Whether pilsner or hefeweizen, lager or lambic, brown ale or IPA, beer is there for us in good times and in bad. As many of us across the country struggle to cope with the effects of ruinous, burdensome government regulation (or just come to terms with our taxes), our favorite beer stands ready to lend what comfort it can provide.

This makes the latest proposal from the FDA all the more troubling. If adopted, it could cause the price of beer to jump dramatically, and put the squeeze on small brewers and farmers alike.

The crux of the issue is this: a by-product of the brewing process is a large quantity of “spent grain” which is, funny enough, exactly what it sounds like. This leftover grain is often sold or traded to farmers for use as supplemental feed for livestock. The farmers love it. The brewers love it. Cows definitely love it. But according to reports, the FDA is seeking to reclassify companies who distribute this product as “animal feed manufacturers,” a move that would require breweries to invest in expensive drying and packaging equipment in order to sell the grain to farmers. This imperils a mutually beneficial business arrangement.

Hunter Smith, the owner of Champion Brewing Company in Charlottesville, VA [full disclosure: I am deeply enamored of their Tart Berliner Weisse], has such an arrangement with his local farmer.

“If we had to dry and package our grain for sale, we would not. It would entail a significant cost [without] significant enough revenue to justify it,” said Smith.

Those of us who live in the real world know what happens when you place additional costs on production. Companies exist to make money, and so that expense must be made up somehow. If it costs a brewer money to dispose of the spent grain, they will pass on those costs to the farmers, who will then pass the cost on to – you guessed it – us poor slobs at the consumer end of the process. That translates into more expensive beer and milk.

Alternately, brewers could opt out of making use of the by-product altogether. According to Smith, “[the spent grain] would go into a dumpster and into a landfill. Maybe not Anheuser-Busch, but most independent brewers wouldn’t invest in something that doesn’t have a return.”  Whither the environment?

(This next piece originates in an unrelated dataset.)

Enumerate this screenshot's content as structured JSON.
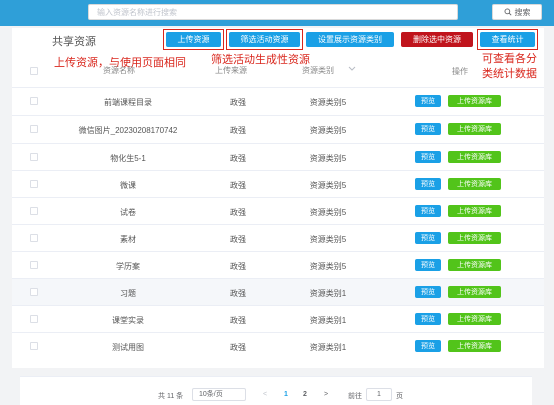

Added Smith, under the current arrangement “animals are being fed and sustained by waste products that we would otherwise have to throw away. It’s a complete-360 transaction that has no issues, and needs no regulation.”

We shouldn’t be surprised. This is the same FDA that seems hellbent on claiming e-cigarettes are as harmful to people as the inhalation of combusted tobacco leaves laced with arsenic. Now we see that their animating principles may not just be anti-scientific, but also startlingly ignorant of the most basic laws of economics. Not that they think this should stop them from sticking their noses in where our suds are concerned. From the first linked article:

We don’t know of any problems,” Daniel McChesney, director of surveillance and compliance in the FDA’s Center for Veterinary Medicine said. “But we’re trying to get to a preventative mode.

It is incumbent upon conservatives, and indeed any human being who has enjoyed the recent advances in American brewing, to oppose this latest instance of FDA tinkering. While the larger corporate entities could absorb this sort of expense, smaller businesses would be forced to lump it or dump it. Does the government really want to get in the way of an American and his beer?  Indeed, there are indications the FDA is not totally comprised of blinkered morons, and revised rules may be issued.

“This is definitely a solution looking for a problem, and pretty severe overreach where there is no issue,” said Smith.

“It would put a large burden on our waste infrastructure, add significant cost to the brewer and steal a source of real savings from small farmers across the country. It honestly baffles me who could have come up with such a proposal.”

If there is any issue that can unite Americans across the yawning political divide, surely this is the one.